Kamel Daoud
C’est sur le ton d’une élégie que Kamel Daoud donne la parole à Aube, rescapée d’un massacre lors de la guerre civile en Algérie dans les années 9à. Rescapée mais muette, une décapitation ratée. Muette, vivante métaphore de la parole interdite aux femmes. Pourtant les pensées se succèdent dans ce dialogue intérieur avec l’enfant qu’elle porte, future fille fantasmée, à moins que le fantôme de sa soeur assassinée ne lui intime de mettre fin à cette promesse de vie. Sur le trajet vers le lieu de l’infamie, d’autres témoignages tenteront de lever le voile sur ces années d’horreur, que les autorités voudraient balayer d’un coup d’amnésie, alors de tant de questions se posent encore.
C’est un magnifique texte, d’un lyrisme déchirant, qui nous emporte au coeur de l’invraisemblable.
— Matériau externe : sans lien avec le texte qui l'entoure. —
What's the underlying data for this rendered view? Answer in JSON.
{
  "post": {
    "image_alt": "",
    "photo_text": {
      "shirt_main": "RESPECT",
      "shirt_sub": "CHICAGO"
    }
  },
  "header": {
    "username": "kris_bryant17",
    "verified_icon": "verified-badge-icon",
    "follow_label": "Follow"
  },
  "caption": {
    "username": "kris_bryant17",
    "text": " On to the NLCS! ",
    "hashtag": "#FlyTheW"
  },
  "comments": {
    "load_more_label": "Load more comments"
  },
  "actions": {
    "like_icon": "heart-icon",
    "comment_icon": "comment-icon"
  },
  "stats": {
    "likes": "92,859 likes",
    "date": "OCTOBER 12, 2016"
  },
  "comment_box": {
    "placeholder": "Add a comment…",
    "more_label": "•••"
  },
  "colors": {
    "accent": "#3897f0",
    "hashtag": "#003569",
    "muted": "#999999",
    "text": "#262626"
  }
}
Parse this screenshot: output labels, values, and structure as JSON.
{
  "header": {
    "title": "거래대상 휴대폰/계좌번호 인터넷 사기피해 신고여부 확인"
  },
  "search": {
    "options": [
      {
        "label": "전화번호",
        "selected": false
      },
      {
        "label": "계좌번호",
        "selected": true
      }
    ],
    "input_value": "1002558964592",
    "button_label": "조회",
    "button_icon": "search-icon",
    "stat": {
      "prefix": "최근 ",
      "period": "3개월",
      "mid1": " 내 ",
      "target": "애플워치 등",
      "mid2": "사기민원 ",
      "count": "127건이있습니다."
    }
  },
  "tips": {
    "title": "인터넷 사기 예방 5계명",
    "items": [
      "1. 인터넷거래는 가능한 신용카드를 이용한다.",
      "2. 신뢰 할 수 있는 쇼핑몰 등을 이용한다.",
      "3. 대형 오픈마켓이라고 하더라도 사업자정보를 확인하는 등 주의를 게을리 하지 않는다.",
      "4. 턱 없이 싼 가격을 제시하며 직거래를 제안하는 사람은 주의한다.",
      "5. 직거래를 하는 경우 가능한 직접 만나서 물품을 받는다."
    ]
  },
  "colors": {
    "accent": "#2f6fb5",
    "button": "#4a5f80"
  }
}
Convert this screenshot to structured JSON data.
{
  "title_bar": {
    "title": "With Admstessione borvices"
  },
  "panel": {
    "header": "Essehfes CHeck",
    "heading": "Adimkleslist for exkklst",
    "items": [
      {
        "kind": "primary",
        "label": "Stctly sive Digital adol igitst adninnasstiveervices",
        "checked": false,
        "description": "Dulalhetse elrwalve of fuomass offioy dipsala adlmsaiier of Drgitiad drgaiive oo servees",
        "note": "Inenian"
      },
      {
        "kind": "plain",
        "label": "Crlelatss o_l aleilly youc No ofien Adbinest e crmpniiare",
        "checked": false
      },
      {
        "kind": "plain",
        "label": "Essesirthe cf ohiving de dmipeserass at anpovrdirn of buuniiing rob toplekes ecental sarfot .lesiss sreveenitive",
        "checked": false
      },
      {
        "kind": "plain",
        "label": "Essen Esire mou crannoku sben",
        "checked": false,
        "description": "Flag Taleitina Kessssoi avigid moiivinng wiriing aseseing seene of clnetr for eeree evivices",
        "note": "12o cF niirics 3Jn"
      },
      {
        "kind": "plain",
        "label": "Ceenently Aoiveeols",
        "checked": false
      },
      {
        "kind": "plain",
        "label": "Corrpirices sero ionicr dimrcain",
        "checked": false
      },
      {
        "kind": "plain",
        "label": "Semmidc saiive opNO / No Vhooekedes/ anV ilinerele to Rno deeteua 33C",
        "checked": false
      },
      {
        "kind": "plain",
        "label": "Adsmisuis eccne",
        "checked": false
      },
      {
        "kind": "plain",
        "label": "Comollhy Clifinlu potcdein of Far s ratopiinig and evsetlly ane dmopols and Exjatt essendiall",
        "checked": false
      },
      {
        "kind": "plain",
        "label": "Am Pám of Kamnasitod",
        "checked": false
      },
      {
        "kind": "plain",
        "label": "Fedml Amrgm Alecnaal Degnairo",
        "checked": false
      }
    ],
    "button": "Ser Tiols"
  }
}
On salue bien sur le courage de l’auteur, qui risque lui aussi sa vie pour oser parler de la vérité.
C’est peut-être un peu long, peut-être en raison des répétitions, qui, même si elles donnent ce caractère poétique à la prose, alourdissent quels peu le propos.
416 pages Gallimard 15 aout 2024
Lu pour le prix Landerneau 2024
Prix Goncourt 2024
Prix Landerneau 2024
Ce n'est pas comme dans les films, ma Houri, car on ne hurle pas réellement quand la terreur est plus forte que la voix. On ferme les yeux pour faire semblant d'être morte, et ainsi détourner l'attention du tueur sur sa propre sœur. On devient une partie du couteau.
*
C'est ce que je souhaite, ma sœur : que tu obtiennes des droits pour nous, les femmes violentées, les femmes enceintes sans père, les accusées, les terroristes, les kidnappées, les vierges perdues…
*
Que reste-t-il dans ce soleil sans mémoire d'une seule nuit d'autrefois ? Le silence.
*
Tu vois, petite étrangère imprévue, si tu viens au monde dans ce pays, tu prends un risque. Il y aura des années où tu mangeras à ta faim, d'autres ou l'on te mangera, et d'autres encore ou l’on t’égorgera.
Né en 1970, Kamel Daoud est un journaliste et écrivain algérien engagé.